Und der AC Twin hat schon genug -bauhöhe um auch die mit geliefert Kühlbausteine zu beherbergen 1


----------



## Prinzpaddy (20. November 2009)

*AW: neuer Kühler für XFX 4870*

also deine karte is nicht referenz design 
aba der twin turbo sollte drauf passen


----------



## Jumbo-GER- (20. November 2009)

*AW: neuer Kühler für XFX 4870*

danke für die tips.
naja ,sorgen macht mir da hinten dieser kühlblock bei den spannungswandlern .der ist ca.1,5cm hoch.

sollte ich vill. doch lieber ein anderes modell wählen?
gibts da gute alternativen?
hab bei alternate eig. nur noch den EKL Alpenföhn "Heidi" gefunden,der scheint auch zu passen,aber der ist ja riesig und teuer 

werd mal beim atelco vorbeischauen ob man den Arctic-Cooling Accelero Twin Turbo mal "anhalten" darf ,und wenn er nicht passt wieder tauschen kann.


----------



## darkycold (18. Januar 2010)

*AW: neuer Kühler für XFX 4870*

Hab auch die 4870 xfx design.
Jetzt auch mit der Heidi.
Ich hab die Speicherkühler drauf geklebt und das wars.
Ich werd mir aber wohl noch nen anderen Lüfter drauf schnallen.
Der dreht mit 1100 rpm also 100%, und dass soll er wohl auch machen bei ner 4870 und 4890.

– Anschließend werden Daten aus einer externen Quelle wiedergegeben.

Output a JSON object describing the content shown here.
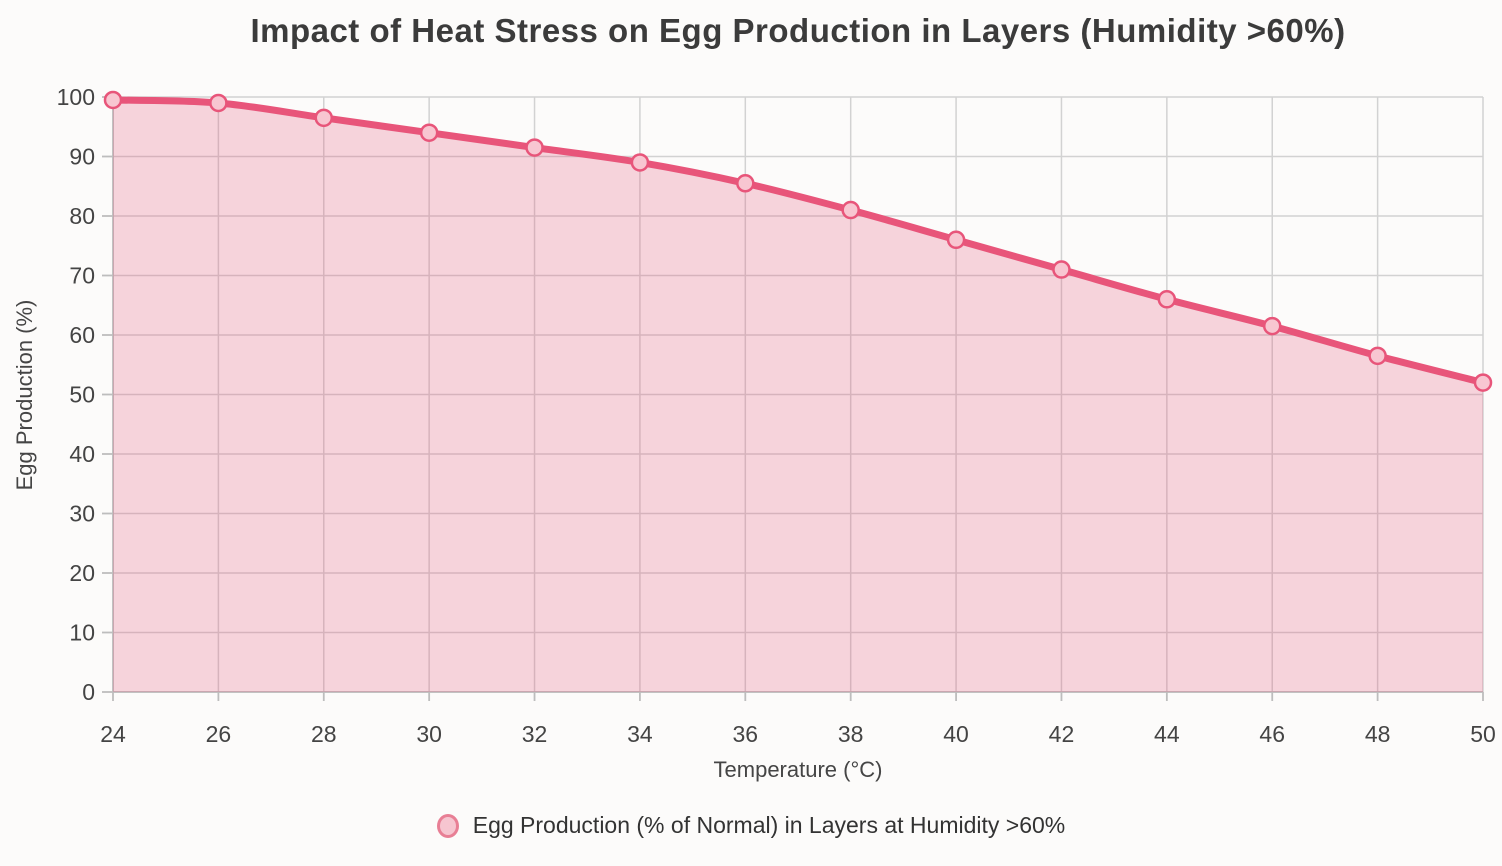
{
  "chart_data": {
    "type": "area",
    "title": "Impact of Heat Stress on Egg Production in Layers (Humidity >60%)",
    "xlabel": "Temperature (°C)",
    "ylabel": "Egg Production (%)",
    "series_name": "Egg Production (% of Normal) in Layers at Humidity >60%",
    "x": [
      24,
      26,
      28,
      30,
      32,
      34,
      36,
      38,
      40,
      42,
      44,
      46,
      48,
      50
    ],
    "values": [
      99.5,
      99,
      96.5,
      94,
      91.5,
      89,
      85.5,
      81,
      76,
      71,
      66,
      61.5,
      56.5,
      52
    ],
    "xlim": [
      24,
      50
    ],
    "ylim": [
      0,
      100
    ],
    "xticks": [
      24,
      26,
      28,
      30,
      32,
      34,
      36,
      38,
      40,
      42,
      44,
      46,
      48,
      50
    ],
    "yticks": [
      0,
      10,
      20,
      30,
      40,
      50,
      60,
      70,
      80,
      90,
      100
    ],
    "grid": true,
    "legend_position": "bottom",
    "colors": {
      "line": "#e8557a",
      "fill": "rgba(232,85,122,0.24)",
      "marker_fill": "#f8c6d1",
      "marker_stroke": "#e8557a",
      "grid": "#d2d2d2",
      "axis_line": "#bdbdbd",
      "tick_text": "#444444",
      "title_text": "#3b3b3b"
    }
  }
}
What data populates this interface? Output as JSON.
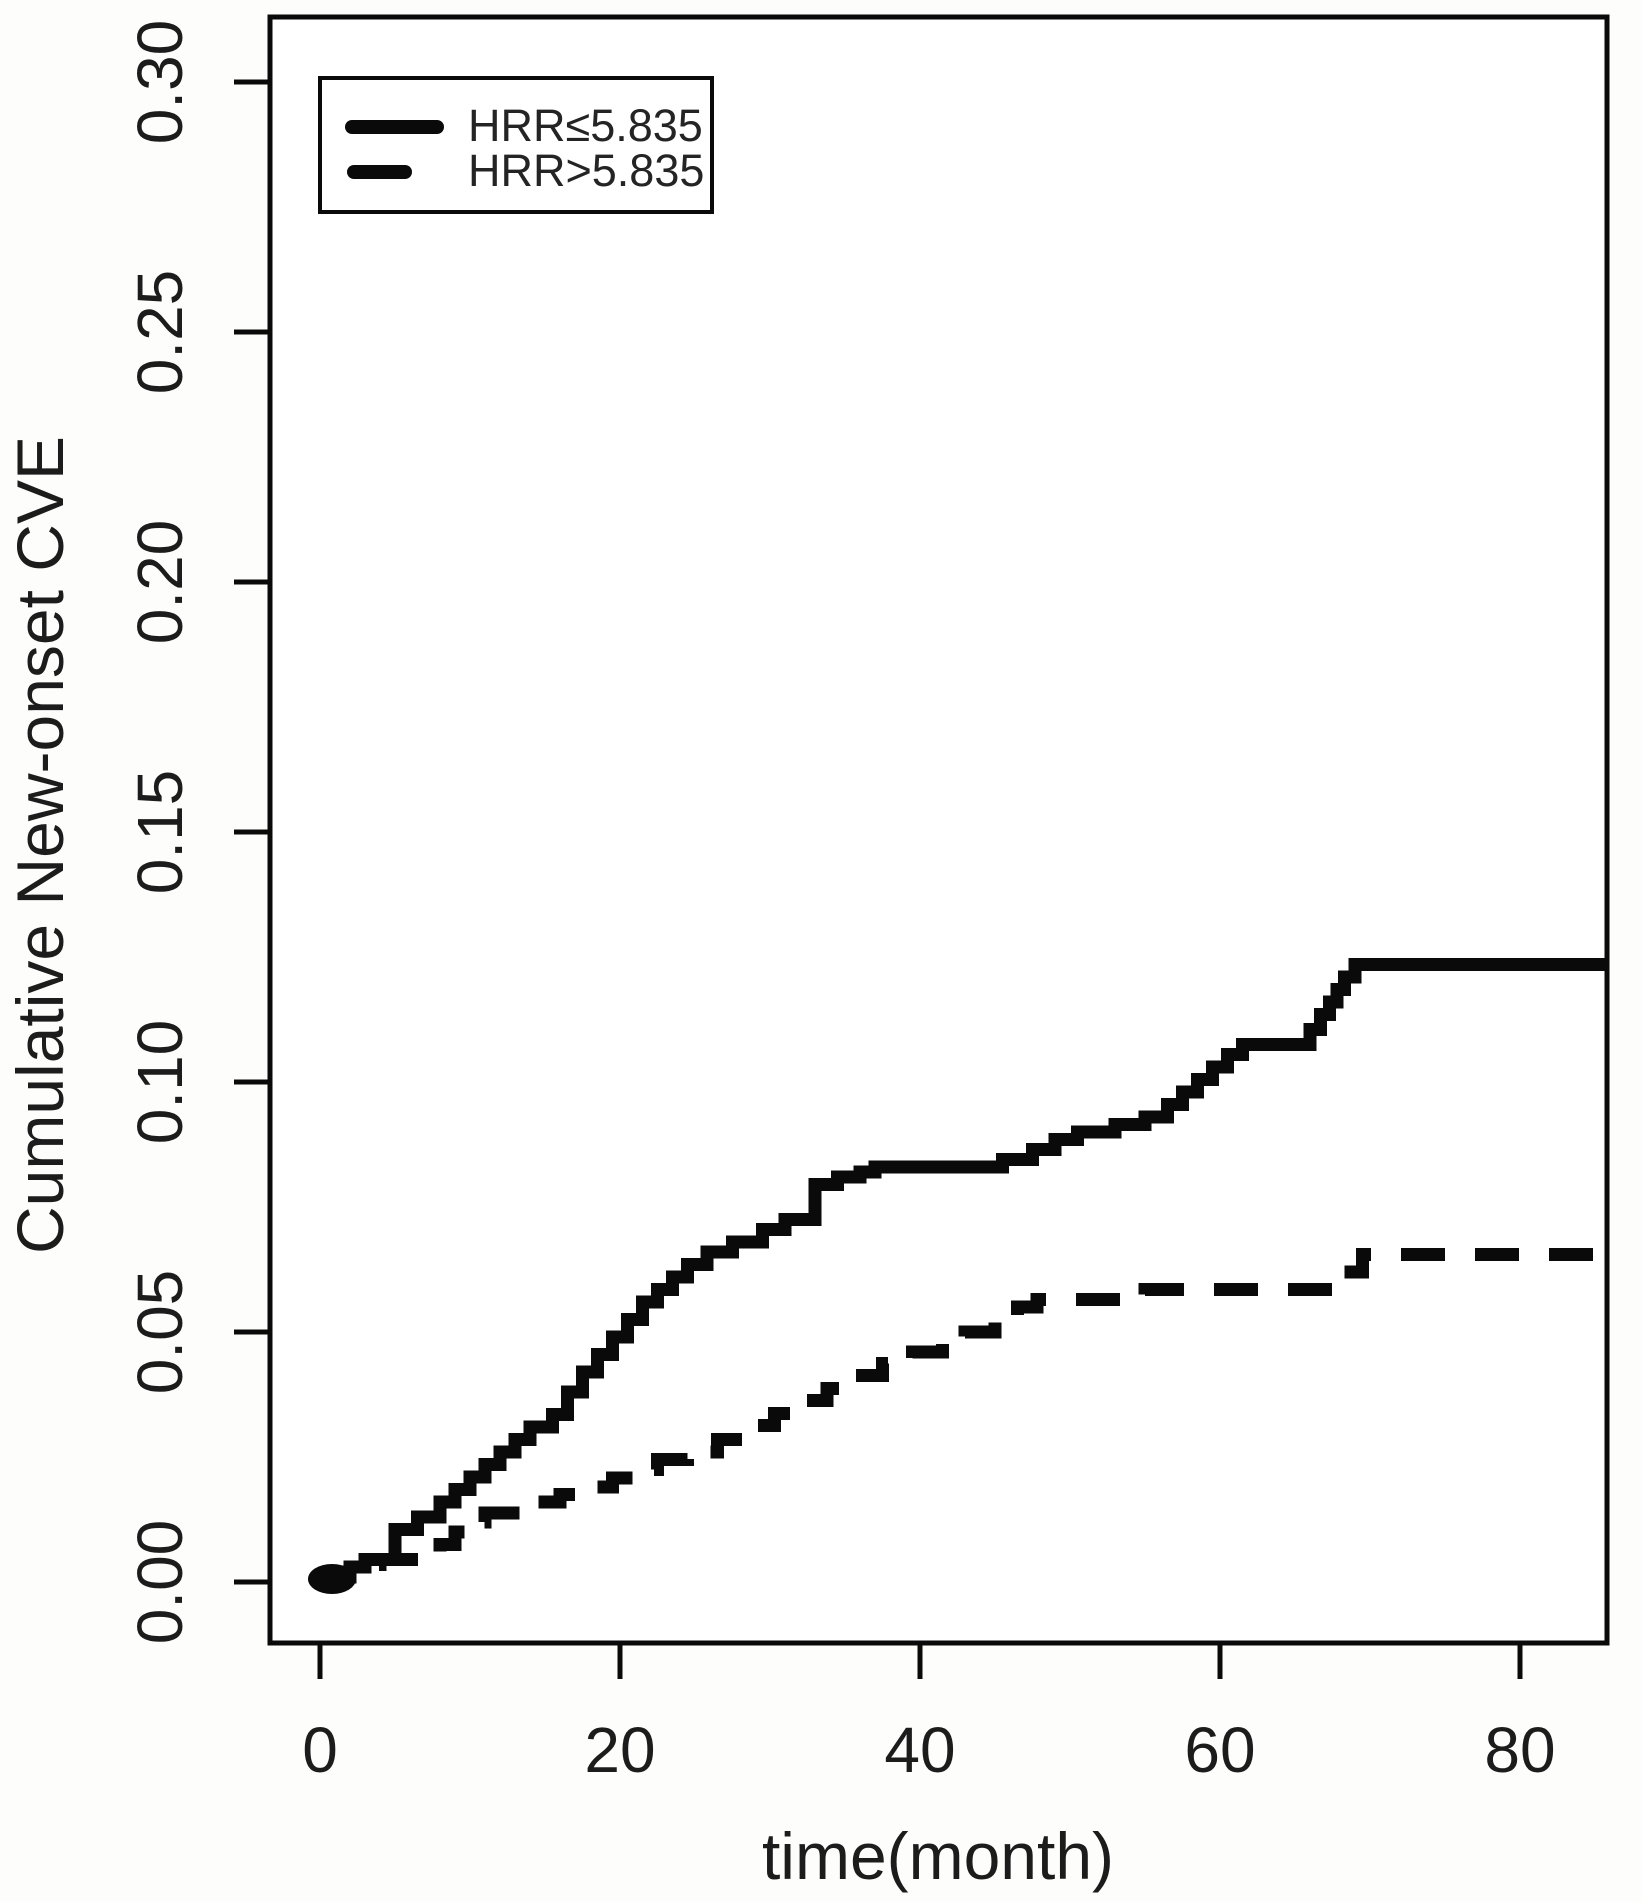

Ich würd nur zu gerne wissen, was für einen Luftdurchsatz der Originale hat, damit man mal vergleichen kann.

Wegen den Temps.
Kein Plan, warum die bei dir so heiß wird.
Also der Kühler von xfx hat meine Idle auf 49 - 51C° gekühlt. Unter Last kan sie aber gerne an die 80 C°, was aber alles kein Problem ist, da sie bis ca. 102 C° freigegeben ist.
Die Heidi kühlt bei 100% auf 36C° Idle und 60 C° Last.

Das einzige was mich zum Wechsel geführt hat, war die Lautstärke des originalen Kühlers, bzw Lüfter.


MfG darkycold

edit: Hab die Temps mal geändert, da mir aufgefallen war, dass ich den Lüfter der Heidi falschrum drauf gesetzt hatte..


----------



## darkycold (20. Januar 2010)

*AW: neuer Kühler für XFX 4870*

Heut ist was komisches passiert..

Bei Furmark stiegen plötzlich die Last Temps in die höhe. Hab dann nach 3 min bei 80° abgebrochen, da mir das für de Heidi zu viel ist.
Und vorallem, weil es Gestern besser war..
Also Lasttemps um die 60°.

Wie kann das kommen??
Und der Kühler scheind auch irgendwie nicht wirklich warm zu sein.

MfG Steffen


----------



## darkycold (21. Januar 2010)

*AW: neuer Kühler für XFX 4870*

Hab heut noch mal neue mx2 paste drauf geschmiert, und sie ging wieder über 90C° wobei sie im idle bei 35C° gut gekühlt ist.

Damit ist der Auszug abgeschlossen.